One of the major goals of the project was to eschew the need for any genetically modified organisms, which the scientists said would facilitate the protein’s market acceptance and scalability. Combining yeasts and bacteria in a controlled ecosystem, they explained, would help maximise protein production without altering the natural composition of the microbes involved.

The resulting protein is rich in essential amino acids and can be highly digestible, with a biological value comparable to that of meat and milk. Its production, meanwhile, generates fewer emissions and requires much less land than livestock farming.

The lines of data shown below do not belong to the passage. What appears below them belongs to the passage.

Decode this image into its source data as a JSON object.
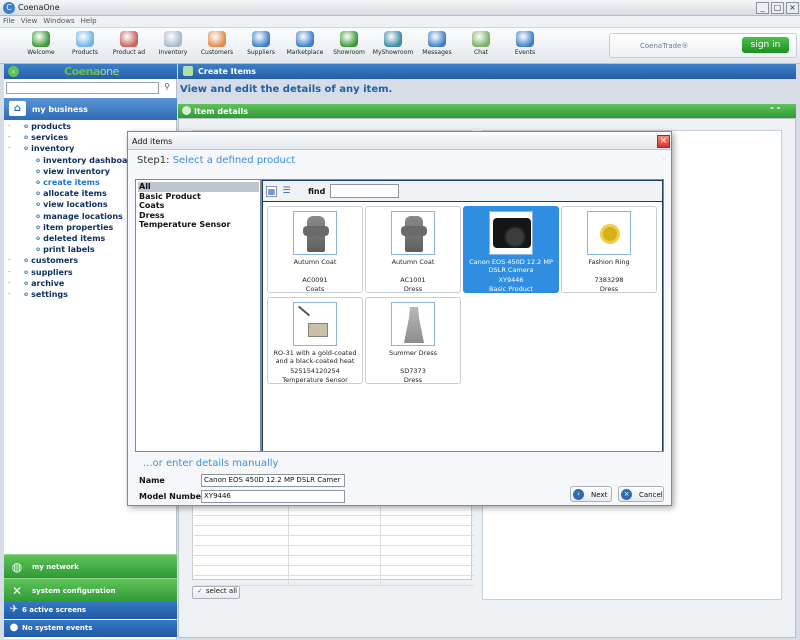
{
  "window": {
    "title": "CoenaOne"
  },
  "menu": [
    "File",
    "View",
    "Windows",
    "Help"
  ],
  "toolbar": {
    "items": [
      {
        "label": "Welcome",
        "icon": "welcome-icon",
        "color": "#3a9a3a"
      },
      {
        "label": "Products",
        "icon": "products-icon",
        "color": "#6fb3e8"
      },
      {
        "label": "Product ad",
        "icon": "product-ad-icon",
        "color": "#c86060"
      },
      {
        "label": "Inventory",
        "icon": "inventory-icon",
        "color": "#a8b8c8"
      },
      {
        "label": "Customers",
        "icon": "customers-icon",
        "color": "#e08a4a"
      },
      {
        "label": "Suppliers",
        "icon": "suppliers-icon",
        "color": "#3d80c8"
      },
      {
        "label": "Marketplace",
        "icon": "marketplace-icon",
        "color": "#3d80c8"
      },
      {
        "label": "Showroom",
        "icon": "showroom-icon",
        "color": "#3a9a3a"
      },
      {
        "label": "MyShowroom",
        "icon": "myshowroom-icon",
        "color": "#3a8aa8"
      },
      {
        "label": "Messages",
        "icon": "messages-icon",
        "color": "#3d80c8"
      },
      {
        "label": "Chat",
        "icon": "chat-icon",
        "color": "#7ab06a"
      },
      {
        "label": "Events",
        "icon": "events-icon",
        "color": "#3d80c8"
      }
    ],
    "trade_label": "CoenaTrade®",
    "signin_label": "sign in"
  },
  "sidebar": {
    "logo": {
      "brand": "Coena",
      "suffix": "one"
    },
    "search_placeholder": "",
    "section_title": "my business",
    "items": [
      {
        "label": "products",
        "level": 1
      },
      {
        "label": "services",
        "level": 1
      },
      {
        "label": "inventory",
        "level": 1
      },
      {
        "label": "inventory dashboard",
        "level": 2
      },
      {
        "label": "view inventory",
        "level": 2
      },
      {
        "label": "create items",
        "level": 2,
        "active": true
      },
      {
        "label": "allocate items",
        "level": 2
      },
      {
        "label": "view locations",
        "level": 2
      },
      {
        "label": "manage locations",
        "level": 2
      },
      {
        "label": "item properties",
        "level": 2
      },
      {
        "label": "deleted items",
        "level": 2
      },
      {
        "label": "print labels",
        "level": 2
      },
      {
        "label": "customers",
        "level": 1
      },
      {
        "label": "suppliers",
        "level": 1
      },
      {
        "label": "archive",
        "level": 1
      },
      {
        "label": "settings",
        "level": 1
      }
    ],
    "network_label": "my network",
    "sysconfig_label": "system configuration",
    "active_screens_label": "6 active screens",
    "system_events_label": "No system events"
  },
  "main": {
    "header": "Create Items",
    "subtitle": "View and edit the details of any item.",
    "details_title": "Item details",
    "select_all_label": "select all"
  },
  "dialog": {
    "title": "Add items",
    "step_prefix": "Step1:",
    "step_text": "Select a defined product",
    "categories": [
      "All",
      "Basic Product",
      "Coats",
      "Dress",
      "Temperature Sensor"
    ],
    "selected_category": "All",
    "find_label": "find",
    "find_value": "",
    "products": [
      {
        "name": "Autumn Coat",
        "code": "AC0091",
        "category": "Coats",
        "image": "coat",
        "selected": false
      },
      {
        "name": "Autumn Coat",
        "code": "AC1001",
        "category": "Dress",
        "image": "coat",
        "selected": false
      },
      {
        "name": "Canon EOS 450D 12.2 MP DSLR Camera",
        "code": "XY9446",
        "category": "Basic Product",
        "image": "camera",
        "selected": true
      },
      {
        "name": "Fashion Ring",
        "code": "7383298",
        "category": "Dress",
        "image": "ring",
        "selected": false
      },
      {
        "name": "RO-31 with a gold-coated and a black-coated heat",
        "code": "525154120254",
        "category": "Temperature Sensor",
        "image": "sensor",
        "selected": false
      },
      {
        "name": "Summer Dress",
        "code": "SD7373",
        "category": "Dress",
        "image": "dress",
        "selected": false
      }
    ],
    "manual_label": "...or enter details manually",
    "name_label": "Name",
    "name_value": "Canon EOS 450D 12.2 MP DSLR Camer",
    "model_label": "Model Number",
    "model_value": "XY9446",
    "next_label": "Next",
    "cancel_label": "Cancel"
  }
}
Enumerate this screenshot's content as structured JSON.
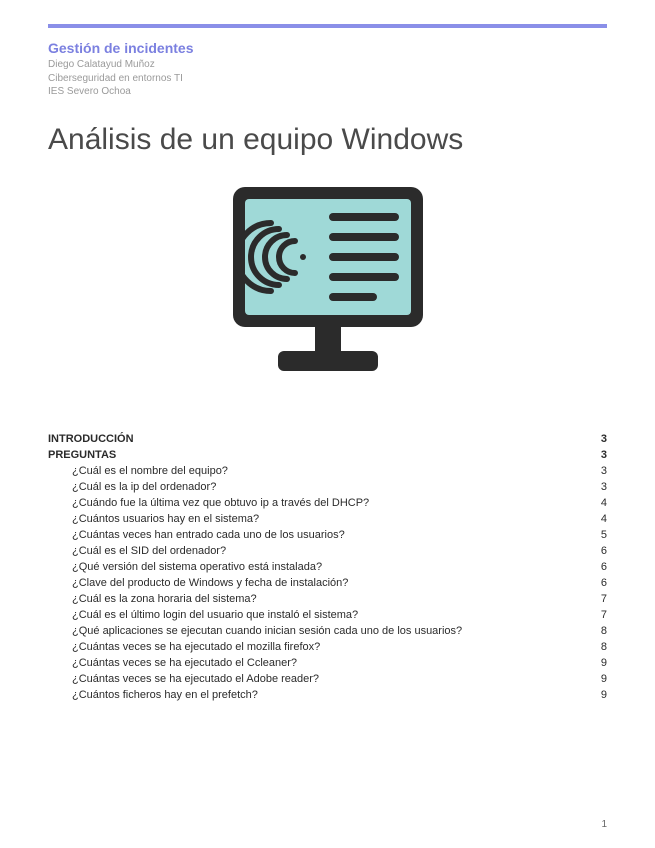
{
  "header": {
    "subject": "Gestión de incidentes",
    "author": "Diego Calatayud Muñoz",
    "course": "Ciberseguridad en entornos TI",
    "school": "IES Severo Ochoa"
  },
  "title": "Análisis de un equipo Windows",
  "toc": {
    "sections": [
      {
        "label": "INTRODUCCIÓN",
        "page": "3"
      },
      {
        "label": "PREGUNTAS",
        "page": "3"
      }
    ],
    "items": [
      {
        "label": "¿Cuál es el nombre del equipo?",
        "page": "3"
      },
      {
        "label": "¿Cuál es la ip del ordenador?",
        "page": "3"
      },
      {
        "label": "¿Cuándo fue la última vez que obtuvo ip a través del DHCP?",
        "page": "4"
      },
      {
        "label": "¿Cuántos usuarios hay en el sistema?",
        "page": "4"
      },
      {
        "label": "¿Cuántas veces han entrado cada uno de los usuarios?",
        "page": "5"
      },
      {
        "label": "¿Cuál es el SID del ordenador?",
        "page": "6"
      },
      {
        "label": "¿Qué versión del sistema operativo está instalada?",
        "page": "6"
      },
      {
        "label": "¿Clave del producto de Windows y fecha de instalación?",
        "page": "6"
      },
      {
        "label": "¿Cuál es la zona horaria del sistema?",
        "page": "7"
      },
      {
        "label": "¿Cuál es el último login del usuario que instaló el sistema?",
        "page": "7"
      },
      {
        "label": "¿Qué aplicaciones se ejecutan cuando inician sesión cada uno de los usuarios?",
        "page": "8"
      },
      {
        "label": "¿Cuántas veces se ha ejecutado el mozilla firefox?",
        "page": "8"
      },
      {
        "label": "¿Cuántas veces se ha ejecutado el Ccleaner?",
        "page": "9"
      },
      {
        "label": "¿Cuántas veces se ha ejecutado el Adobe reader?",
        "page": "9"
      },
      {
        "label": "¿Cuántos ficheros hay en el prefetch?",
        "page": "9"
      }
    ]
  },
  "pageNumber": "1"
}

Additionally, the whey-derived single-cell protein can be produced for $1,600 per tonne, with a market price ranging from $5,000 to $7,000 per tonne. For context, beef prices reached nearly $5,400 in the EU last week.

The scientists further argued that proteins derived from microalgae tend to have a strong flavour and an unappealing colour, unlike single-cell yeast proteins, which have a more neutral sensory profile. This makes the latter more adaptable to a wide range of food applications

“The use of microbial communities is key in this process. In nature, microorganisms do not function in isolation but in consortia, where they complement each other. We leverage this principle to optimise the conversion of waste into a product with high added value,” said Torres-Acosta.

Why whey should not be wasted

According to the team behind the project, this technology could be “easily implemented” in regions where cheese production generates large volumes of residual whey.

Around 80-90% of milk that enters cheese manufacturing facilities ends up as whey. Globally, between 180 and 190 million tonnes of whey are produced annually, making it the largest byproduct of the dairy sector by volume.

While about half of this waste is processed into added-value products like whey protein, functional foods, edible films and coatings, and lactic acid, a significant amount is left unused. Whey disposal, however, is a costly process, both in terms of economics and the environment.

Its biochemical and chemical oxygen demands are significantly higher than wastewater, and it can contaminate groundwater and pose risks to farmland if not disposed of properly. In fact, up to 47% of the whey produced by the cheese industry is discharged into water bodies, causing pollution, ecological imbalances, and uncontrolled microbial growth due to nutrient excess. This can lead to phenomena like eutrophication, reducing the oxygen available in the water and affecting aquatic life.

It’s what drives the Tecnológico de Monterrey effort, part of its Flagship Project on Food Security and Nutrition, which seeks to mitigate food security through solutions from sustainable agriculture to the transformation, processing, distribution, storage, and consumption of food products.

“The combination of biotechnology, computational modelling, and precision fermentation allows us to design an efficient, scalable, and economically viable process for single-cell protein production,” said Alberto Santos Delgado, informatics director at DTU’s Novo Nordisk Foundation Center for Biosustainability.

Also in Europe, the German government recently awarded a $2.8M grant to the Hamburg University of Technology and local food tech startup Infinite Roots to develop technology that can upcycle whey into a feedstock for mycelium fermentation.